ESPN broadcast a matchup between the league-leading Cavs and Thunder this week to an audience that peaked at 2.5M viewers, averaging 1.87M. It was a thrilling game, featuring 30 lead changes and a down-to-the-wire battle that ended in a 129-122 Cleveland victory.

That’s 20 percent better than the comparable time period last season. The ratings also defied some of the popular theories about why ratings are “down a bit,” in the words of NBA commissioner Adam Silver.

First, neither Cleveland nor Oklahoma City is a big market. Based on Nielsen figures for the 2023-24 season, Cleveland is the NBA’s 19th-biggest media market, while OKC is 28th. That didn’t seem to matter for their battle, nor has it hurt in All-Star voting, where OKC’s Shai Gilgeous-Alexander is the leading vote-getting among Western Conference guards, and Donovan Mitchell is second among Eastern guards.

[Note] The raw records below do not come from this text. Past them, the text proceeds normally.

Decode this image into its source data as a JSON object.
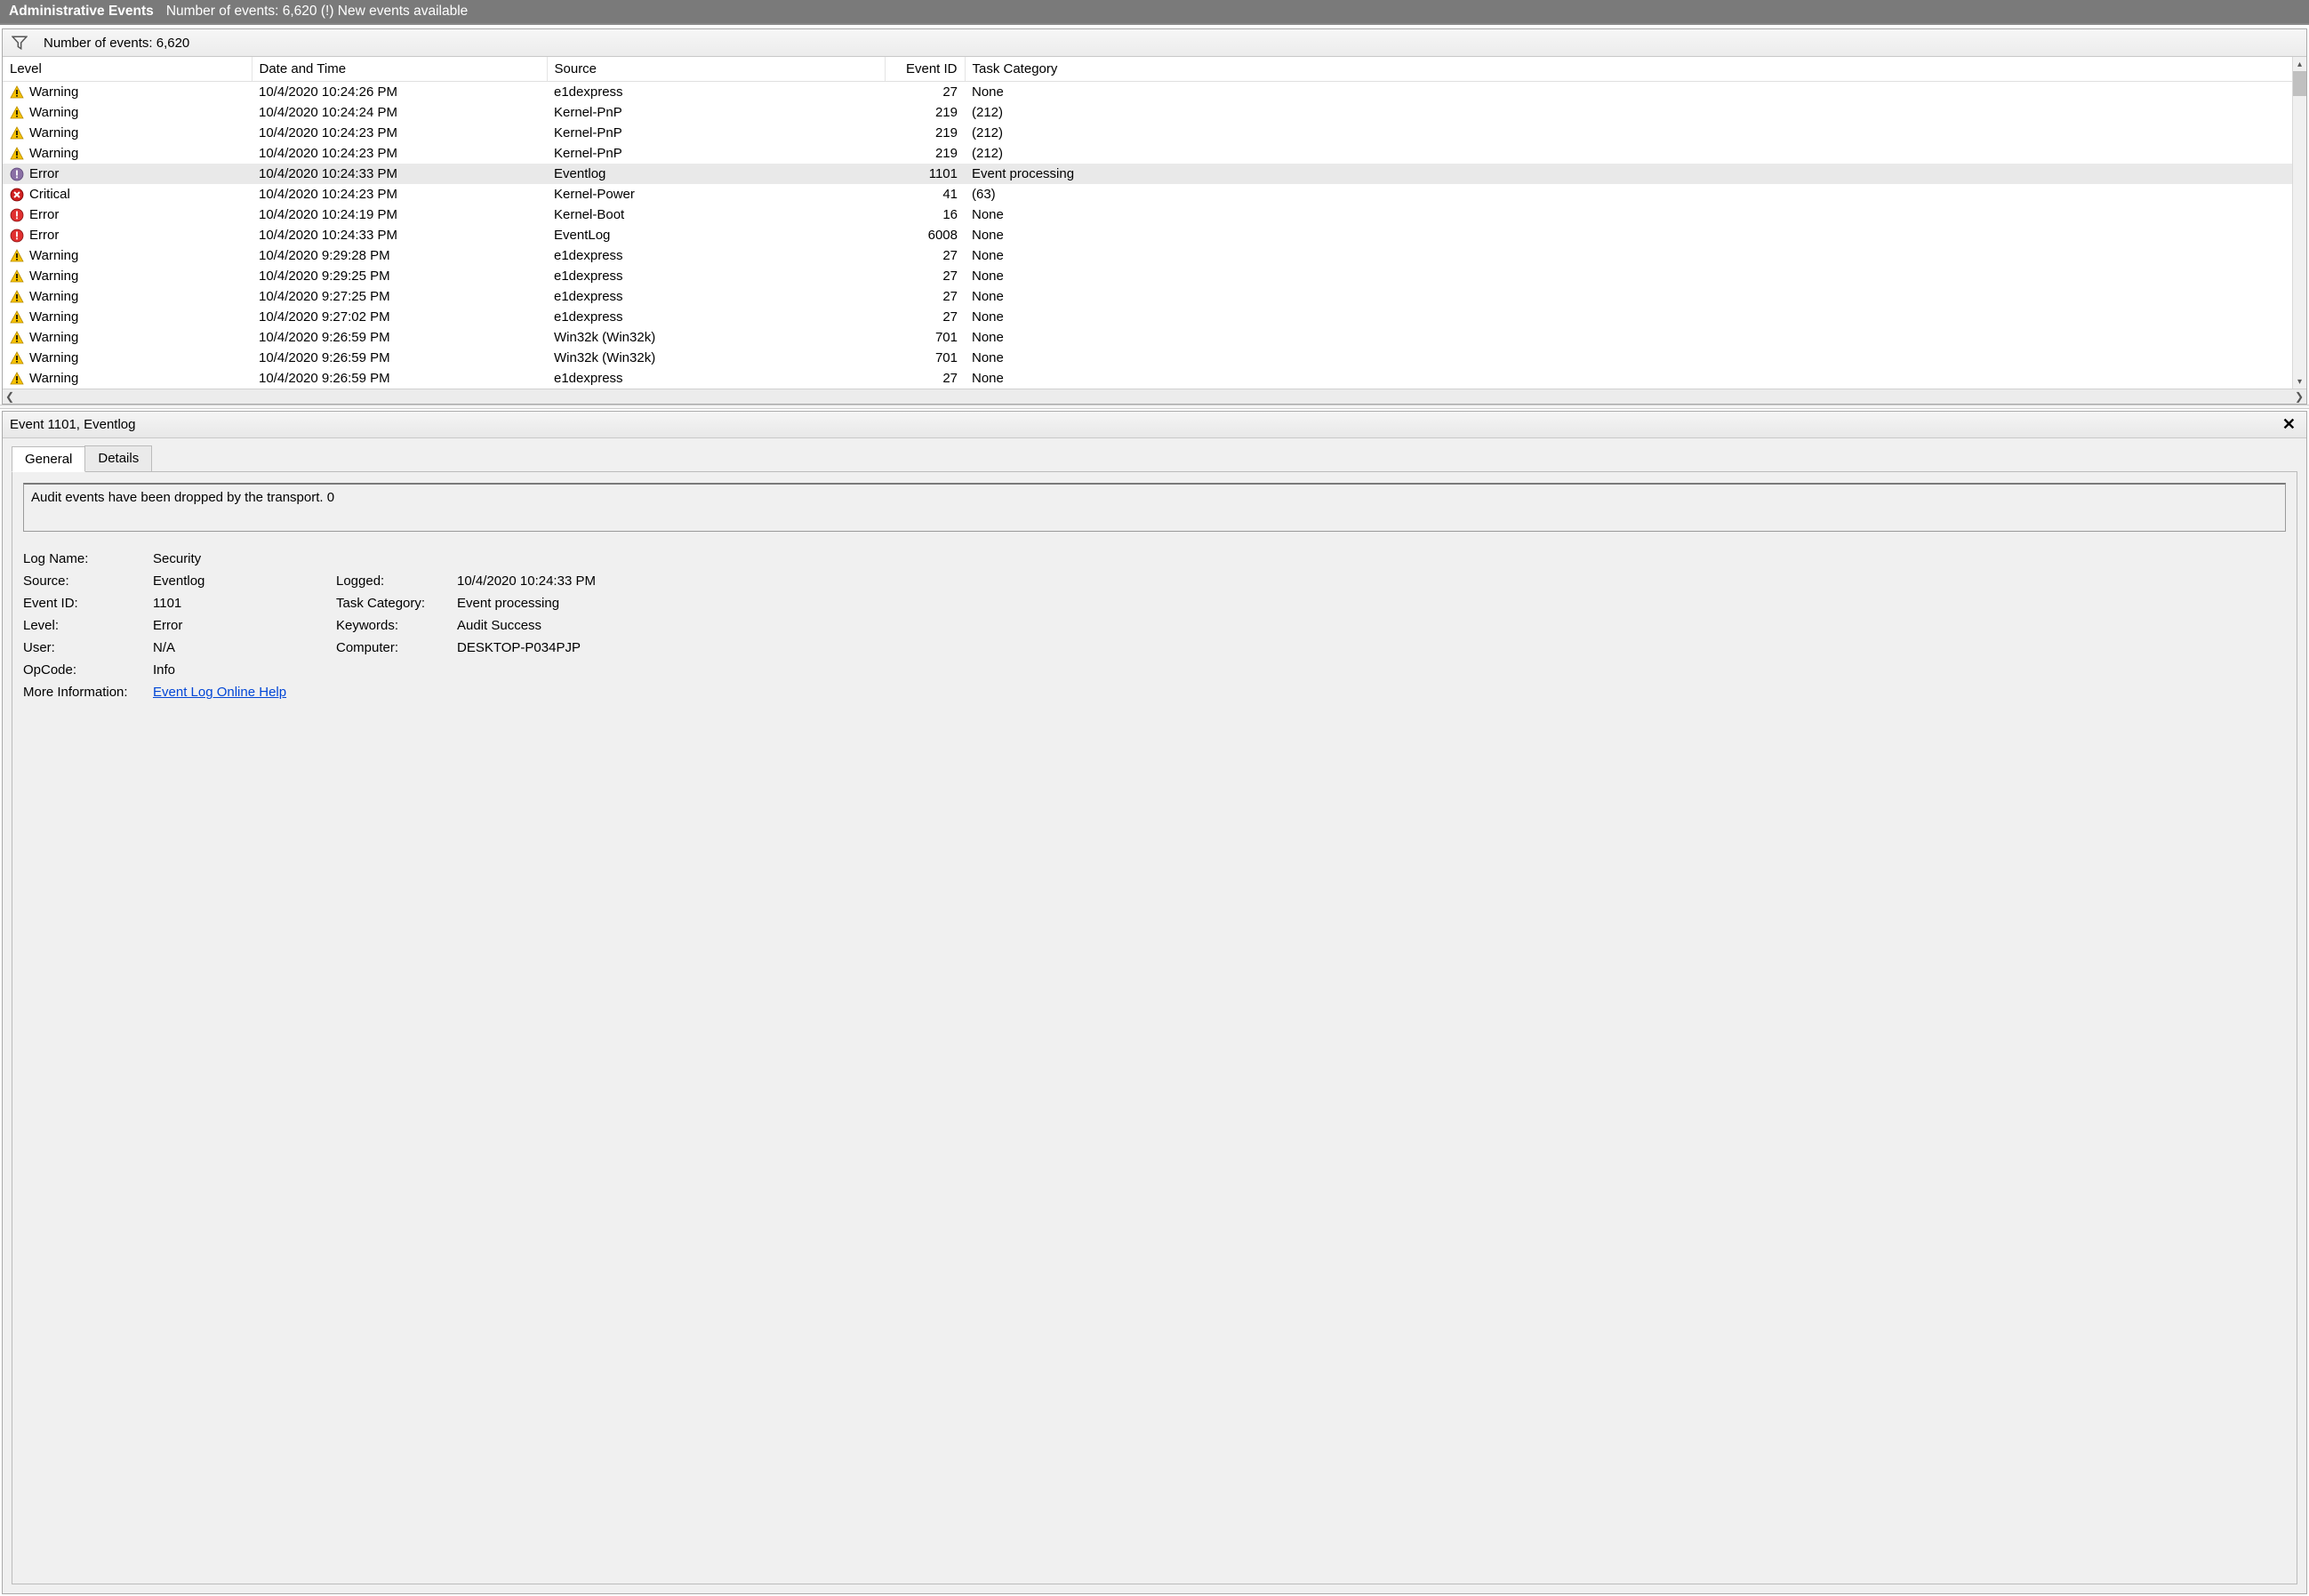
{
  "titlebar": {
    "title": "Administrative Events",
    "subtitle": "Number of events: 6,620 (!) New events available"
  },
  "filterbar": {
    "count_text": "Number of events: 6,620"
  },
  "columns": {
    "level": "Level",
    "date": "Date and Time",
    "source": "Source",
    "id": "Event ID",
    "task": "Task Category"
  },
  "rows": [
    {
      "level": "Warning",
      "icon": "warning",
      "date": "10/4/2020 10:24:26 PM",
      "source": "e1dexpress",
      "id": "27",
      "task": "None",
      "selected": false
    },
    {
      "level": "Warning",
      "icon": "warning",
      "date": "10/4/2020 10:24:24 PM",
      "source": "Kernel-PnP",
      "id": "219",
      "task": "(212)",
      "selected": false
    },
    {
      "level": "Warning",
      "icon": "warning",
      "date": "10/4/2020 10:24:23 PM",
      "source": "Kernel-PnP",
      "id": "219",
      "task": "(212)",
      "selected": false
    },
    {
      "level": "Warning",
      "icon": "warning",
      "date": "10/4/2020 10:24:23 PM",
      "source": "Kernel-PnP",
      "id": "219",
      "task": "(212)",
      "selected": false
    },
    {
      "level": "Error",
      "icon": "error-gray",
      "date": "10/4/2020 10:24:33 PM",
      "source": "Eventlog",
      "id": "1101",
      "task": "Event processing",
      "selected": true
    },
    {
      "level": "Critical",
      "icon": "critical",
      "date": "10/4/2020 10:24:23 PM",
      "source": "Kernel-Power",
      "id": "41",
      "task": "(63)",
      "selected": false
    },
    {
      "level": "Error",
      "icon": "error",
      "date": "10/4/2020 10:24:19 PM",
      "source": "Kernel-Boot",
      "id": "16",
      "task": "None",
      "selected": false
    },
    {
      "level": "Error",
      "icon": "error",
      "date": "10/4/2020 10:24:33 PM",
      "source": "EventLog",
      "id": "6008",
      "task": "None",
      "selected": false
    },
    {
      "level": "Warning",
      "icon": "warning",
      "date": "10/4/2020 9:29:28 PM",
      "source": "e1dexpress",
      "id": "27",
      "task": "None",
      "selected": false
    },
    {
      "level": "Warning",
      "icon": "warning",
      "date": "10/4/2020 9:29:25 PM",
      "source": "e1dexpress",
      "id": "27",
      "task": "None",
      "selected": false
    },
    {
      "level": "Warning",
      "icon": "warning",
      "date": "10/4/2020 9:27:25 PM",
      "source": "e1dexpress",
      "id": "27",
      "task": "None",
      "selected": false
    },
    {
      "level": "Warning",
      "icon": "warning",
      "date": "10/4/2020 9:27:02 PM",
      "source": "e1dexpress",
      "id": "27",
      "task": "None",
      "selected": false
    },
    {
      "level": "Warning",
      "icon": "warning",
      "date": "10/4/2020 9:26:59 PM",
      "source": "Win32k (Win32k)",
      "id": "701",
      "task": "None",
      "selected": false
    },
    {
      "level": "Warning",
      "icon": "warning",
      "date": "10/4/2020 9:26:59 PM",
      "source": "Win32k (Win32k)",
      "id": "701",
      "task": "None",
      "selected": false
    },
    {
      "level": "Warning",
      "icon": "warning",
      "date": "10/4/2020 9:26:59 PM",
      "source": "e1dexpress",
      "id": "27",
      "task": "None",
      "selected": false
    }
  ],
  "detail": {
    "header": "Event 1101, Eventlog",
    "tabs": {
      "general": "General",
      "details": "Details"
    },
    "message": "Audit events have been dropped by the transport.  0",
    "labels": {
      "log_name": "Log Name:",
      "source": "Source:",
      "event_id": "Event ID:",
      "level": "Level:",
      "user": "User:",
      "opcode": "OpCode:",
      "more_info": "More Information:",
      "logged": "Logged:",
      "task_category": "Task Category:",
      "keywords": "Keywords:",
      "computer": "Computer:"
    },
    "values": {
      "log_name": "Security",
      "source": "Eventlog",
      "event_id": "1101",
      "level": "Error",
      "user": "N/A",
      "opcode": "Info",
      "more_info": "Event Log Online Help",
      "logged": "10/4/2020 10:24:33 PM",
      "task_category": "Event processing",
      "keywords": "Audit Success",
      "computer": "DESKTOP-P034PJP"
    }
  }
}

The viewers weren’t scared away by the three-point volume, with the teams combining for 67 three-point attempts in the game. There was a fair amount of scoring from bigs Jarrett Allen, Evan Mobley and Isaiah Hartenstein, who are excellent players but hardly household names.

This comes after the NBA saw an 84 percent increase in its viewership for its slate of Christmas Day games, with the Denver Nuggets-Phoenix Suns clash delivering the most viewers for a late game in the history of the holiday games.

NBA ratings rely on a complicated number of factors, but the ratings decline early in the season and for the NBA Cup likely says more about the decline in cable viewership in general than the NBA specifically. One of the NBA’s biggest broadcasters, Bally Sports, declared bankruptcy in 2023, throwing regional cable coverage into chaos.

Wednesday proves that no matter what pundits might claim about the NBA’s decline or the unimportance of the regular season, there will always be an audience for high-level, competitive NBA basketball. Even if Max Strus and Isaiah Joe are shooting a lot of threes.